I have had an interest in veterinary medicine and animals since I was a young girl. I would come home with a slew of different animals–much to my mother’s chagrin. Wild rabbits, frogs, or baby birds I wanted to nurse back to health. She put her foot down when I came home with the lightening bugs in a mayonnaise jar and let them loose in the house. So I was forced to work on my Barbie’s mighty steed, which was often found with band aids on his legs, or my sister’s teddy bears that needed their “heart rates” checked. No matter what it was, I wanted to fix it. When I got to high school I thrived in science. I loved my A&P class working in the lab for hours after school dissecting things and making slides of different organs. I loved learning how and why things worked the way they did. All through college, I was able to work with a few different large animal veterinarians who only encouraged my love for animal science. But it was here I learned the veterinary medicine wasn’t always about fixing things. It was about being a problem solver, figuring out the puzzle and sometimes, just being a shoulder to cry on.

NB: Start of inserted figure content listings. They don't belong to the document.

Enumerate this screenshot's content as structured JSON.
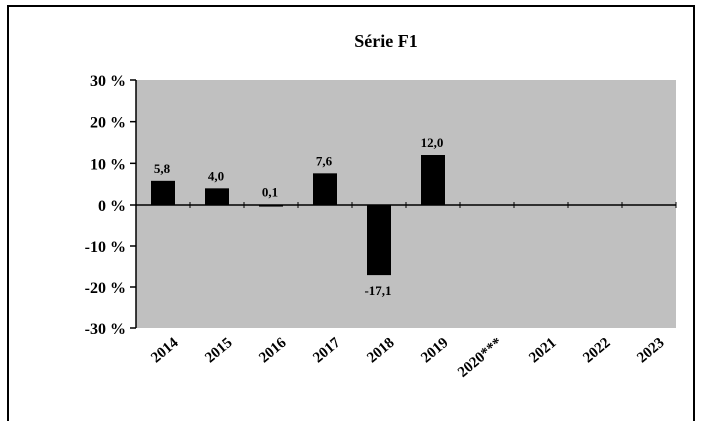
{
  "chart_data": {
    "type": "bar",
    "title": "Série  F1",
    "categories": [
      "2014",
      "2015",
      "2016",
      "2017",
      "2018",
      "2019",
      "2020***",
      "2021",
      "2022",
      "2023"
    ],
    "values": [
      5.8,
      4.0,
      0.1,
      7.6,
      -17.1,
      12.0,
      null,
      null,
      null,
      null
    ],
    "data_labels": [
      "5,8",
      "4,0",
      "0,1",
      "7,6",
      "-17,1",
      "12,0",
      "",
      "",
      "",
      ""
    ],
    "y_ticks": [
      30,
      20,
      10,
      0,
      -10,
      -20,
      -30
    ],
    "y_tick_labels": [
      "30 %",
      "20 %",
      "10 %",
      "0 %",
      "-10 %",
      "-20 %",
      "-30 %"
    ],
    "ylim": [
      -30,
      30
    ],
    "xlabel": "",
    "ylabel": "",
    "grid": false,
    "legend": "none",
    "colors": {
      "plot_background": "#c0c0c0",
      "bar": "#000000",
      "axis": "#000000"
    }
  }
}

What I wanted to tell the woman behind me at the store that morning was that I wished my night had been filled with puppy breath and wagging tails. But in emergency medicine, it is often the worst case scenarios we see day in and day out. On that particular night I had triaged a dog that had suddenly collapsed at his home. After running diagnostics, the vet on staff had to explain to the owner that his dog had a pneumothorax, which is when air accumulates between the chest wall and the lungs, making it impossible for his dog to breathe. Without emergency surgery, the dog would not survive. The owner chose to euthanize–to humanly end his poor dogs suffering. I held the dogs paw until the very end, petting him and telling him how much he was loved. I didn’t know the man or his dog, but I knew their pain.

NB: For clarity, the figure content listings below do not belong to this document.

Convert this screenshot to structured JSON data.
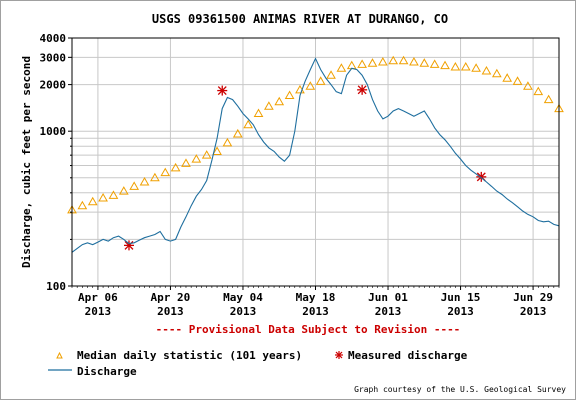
{
  "chart_data": {
    "type": "line",
    "title": "USGS 09361500 ANIMAS RIVER AT DURANGO, CO",
    "ylabel": "Discharge, cubic feet per second",
    "y_scale": "log",
    "ylim": [
      100,
      4000
    ],
    "xlim": [
      "2013-04-01",
      "2013-07-04"
    ],
    "y_ticks": [
      100,
      1000,
      2000,
      3000,
      4000
    ],
    "y_minor_ticks": [
      200,
      300,
      400,
      500,
      600,
      700,
      800,
      900
    ],
    "x_ticks": [
      {
        "date": "2013-04-06",
        "label1": "Apr 06",
        "label2": "2013"
      },
      {
        "date": "2013-04-20",
        "label1": "Apr 20",
        "label2": "2013"
      },
      {
        "date": "2013-05-04",
        "label1": "May 04",
        "label2": "2013"
      },
      {
        "date": "2013-05-18",
        "label1": "May 18",
        "label2": "2013"
      },
      {
        "date": "2013-06-01",
        "label1": "Jun 01",
        "label2": "2013"
      },
      {
        "date": "2013-06-15",
        "label1": "Jun 15",
        "label2": "2013"
      },
      {
        "date": "2013-06-29",
        "label1": "Jun 29",
        "label2": "2013"
      }
    ],
    "grid": true,
    "annotation": "---- Provisional Data Subject to Revision ----",
    "legend_position": "bottom",
    "series": [
      {
        "name": "Median daily statistic (101 years)",
        "style": "triangle-markers",
        "color": "#f0a000",
        "points": [
          [
            "2013-04-01",
            310
          ],
          [
            "2013-04-03",
            330
          ],
          [
            "2013-04-05",
            350
          ],
          [
            "2013-04-07",
            370
          ],
          [
            "2013-04-09",
            385
          ],
          [
            "2013-04-11",
            410
          ],
          [
            "2013-04-13",
            440
          ],
          [
            "2013-04-15",
            470
          ],
          [
            "2013-04-17",
            500
          ],
          [
            "2013-04-19",
            540
          ],
          [
            "2013-04-21",
            580
          ],
          [
            "2013-04-23",
            620
          ],
          [
            "2013-04-25",
            660
          ],
          [
            "2013-04-27",
            700
          ],
          [
            "2013-04-29",
            740
          ],
          [
            "2013-05-01",
            840
          ],
          [
            "2013-05-03",
            960
          ],
          [
            "2013-05-05",
            1100
          ],
          [
            "2013-05-07",
            1300
          ],
          [
            "2013-05-09",
            1450
          ],
          [
            "2013-05-11",
            1550
          ],
          [
            "2013-05-13",
            1700
          ],
          [
            "2013-05-15",
            1850
          ],
          [
            "2013-05-17",
            1950
          ],
          [
            "2013-05-19",
            2100
          ],
          [
            "2013-05-21",
            2300
          ],
          [
            "2013-05-23",
            2550
          ],
          [
            "2013-05-25",
            2650
          ],
          [
            "2013-05-27",
            2700
          ],
          [
            "2013-05-29",
            2750
          ],
          [
            "2013-05-31",
            2800
          ],
          [
            "2013-06-02",
            2850
          ],
          [
            "2013-06-04",
            2850
          ],
          [
            "2013-06-06",
            2800
          ],
          [
            "2013-06-08",
            2750
          ],
          [
            "2013-06-10",
            2700
          ],
          [
            "2013-06-12",
            2650
          ],
          [
            "2013-06-14",
            2600
          ],
          [
            "2013-06-16",
            2600
          ],
          [
            "2013-06-18",
            2550
          ],
          [
            "2013-06-20",
            2450
          ],
          [
            "2013-06-22",
            2350
          ],
          [
            "2013-06-24",
            2200
          ],
          [
            "2013-06-26",
            2100
          ],
          [
            "2013-06-28",
            1950
          ],
          [
            "2013-06-30",
            1800
          ],
          [
            "2013-07-02",
            1600
          ],
          [
            "2013-07-04",
            1400
          ]
        ]
      },
      {
        "name": "Measured discharge",
        "style": "asterisk-markers",
        "color": "#cc0000",
        "points": [
          [
            "2013-04-12",
            183
          ],
          [
            "2013-04-30",
            1830
          ],
          [
            "2013-05-27",
            1850
          ],
          [
            "2013-06-19",
            507
          ]
        ]
      },
      {
        "name": "Discharge",
        "style": "line",
        "color": "#1f6f9f",
        "points": [
          [
            "2013-04-01",
            165
          ],
          [
            "2013-04-02",
            175
          ],
          [
            "2013-04-03",
            185
          ],
          [
            "2013-04-04",
            190
          ],
          [
            "2013-04-05",
            185
          ],
          [
            "2013-04-06",
            192
          ],
          [
            "2013-04-07",
            200
          ],
          [
            "2013-04-08",
            195
          ],
          [
            "2013-04-09",
            205
          ],
          [
            "2013-04-10",
            210
          ],
          [
            "2013-04-11",
            200
          ],
          [
            "2013-04-12",
            188
          ],
          [
            "2013-04-13",
            190
          ],
          [
            "2013-04-14",
            198
          ],
          [
            "2013-04-15",
            205
          ],
          [
            "2013-04-16",
            210
          ],
          [
            "2013-04-17",
            215
          ],
          [
            "2013-04-18",
            225
          ],
          [
            "2013-04-19",
            200
          ],
          [
            "2013-04-20",
            195
          ],
          [
            "2013-04-21",
            200
          ],
          [
            "2013-04-22",
            240
          ],
          [
            "2013-04-23",
            280
          ],
          [
            "2013-04-24",
            330
          ],
          [
            "2013-04-25",
            380
          ],
          [
            "2013-04-26",
            420
          ],
          [
            "2013-04-27",
            480
          ],
          [
            "2013-04-28",
            650
          ],
          [
            "2013-04-29",
            900
          ],
          [
            "2013-04-30",
            1400
          ],
          [
            "2013-05-01",
            1650
          ],
          [
            "2013-05-02",
            1600
          ],
          [
            "2013-05-03",
            1450
          ],
          [
            "2013-05-04",
            1300
          ],
          [
            "2013-05-05",
            1200
          ],
          [
            "2013-05-06",
            1100
          ],
          [
            "2013-05-07",
            950
          ],
          [
            "2013-05-08",
            850
          ],
          [
            "2013-05-09",
            780
          ],
          [
            "2013-05-10",
            740
          ],
          [
            "2013-05-11",
            680
          ],
          [
            "2013-05-12",
            640
          ],
          [
            "2013-05-13",
            700
          ],
          [
            "2013-05-14",
            1000
          ],
          [
            "2013-05-15",
            1700
          ],
          [
            "2013-05-16",
            2100
          ],
          [
            "2013-05-17",
            2500
          ],
          [
            "2013-05-18",
            2950
          ],
          [
            "2013-05-19",
            2500
          ],
          [
            "2013-05-20",
            2200
          ],
          [
            "2013-05-21",
            2000
          ],
          [
            "2013-05-22",
            1800
          ],
          [
            "2013-05-23",
            1750
          ],
          [
            "2013-05-24",
            2300
          ],
          [
            "2013-05-25",
            2550
          ],
          [
            "2013-05-26",
            2500
          ],
          [
            "2013-05-27",
            2300
          ],
          [
            "2013-05-28",
            2000
          ],
          [
            "2013-05-29",
            1600
          ],
          [
            "2013-05-30",
            1350
          ],
          [
            "2013-05-31",
            1200
          ],
          [
            "2013-06-01",
            1250
          ],
          [
            "2013-06-02",
            1350
          ],
          [
            "2013-06-03",
            1400
          ],
          [
            "2013-06-04",
            1350
          ],
          [
            "2013-06-05",
            1300
          ],
          [
            "2013-06-06",
            1250
          ],
          [
            "2013-06-07",
            1300
          ],
          [
            "2013-06-08",
            1350
          ],
          [
            "2013-06-09",
            1200
          ],
          [
            "2013-06-10",
            1050
          ],
          [
            "2013-06-11",
            950
          ],
          [
            "2013-06-12",
            880
          ],
          [
            "2013-06-13",
            800
          ],
          [
            "2013-06-14",
            720
          ],
          [
            "2013-06-15",
            660
          ],
          [
            "2013-06-16",
            600
          ],
          [
            "2013-06-17",
            560
          ],
          [
            "2013-06-18",
            530
          ],
          [
            "2013-06-19",
            500
          ],
          [
            "2013-06-20",
            470
          ],
          [
            "2013-06-21",
            440
          ],
          [
            "2013-06-22",
            410
          ],
          [
            "2013-06-23",
            390
          ],
          [
            "2013-06-24",
            365
          ],
          [
            "2013-06-25",
            345
          ],
          [
            "2013-06-26",
            325
          ],
          [
            "2013-06-27",
            305
          ],
          [
            "2013-06-28",
            290
          ],
          [
            "2013-06-29",
            280
          ],
          [
            "2013-06-30",
            265
          ],
          [
            "2013-07-01",
            260
          ],
          [
            "2013-07-02",
            262
          ],
          [
            "2013-07-03",
            250
          ],
          [
            "2013-07-04",
            245
          ]
        ]
      }
    ]
  },
  "legend": {
    "median": "Median daily statistic (101 years)",
    "measured": "Measured discharge",
    "discharge": "Discharge"
  },
  "credit": "Graph courtesy of the U.S. Geological Survey",
  "colors": {
    "median": "#f0a000",
    "measured": "#cc0000",
    "discharge": "#1f6f9f",
    "grid": "#c8c8c8"
  }
}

As a veterinary nurse it is something we all go through. We struggle with abuse cases, the parvo puppies, the hit by cars, and the old animals whose bodies just can’t go on. We are there to hold a client’s hand when they say goodbye to their furry family member of 10+ years, or help them find the finances to pay for surgery. Don’t get me wrong, there are plenty of days where we have happy puppies and purring kittens. Days where we laugh about a strange foreign body pulled from the intestines of a dog or cat (we’ve seen it all: women’s undergarments, jewelry, rocks, baby pacifiers, bouncy balls, pieces of shoes, holiday ornaments, even needles and batteries!). I have gone home many nights with the patients of the past day weighting on my mind. But would I change it for the world? Never, I know my calling in life is veterinary medicine. So when I walk into public after a long shift, with endless stains on my scrubs and messy hair and bags under my eyes, I smile. I smile because no matter how hard the shift was, I made a difference to somebody last night–even if it wasn’t full of wiggly puppies.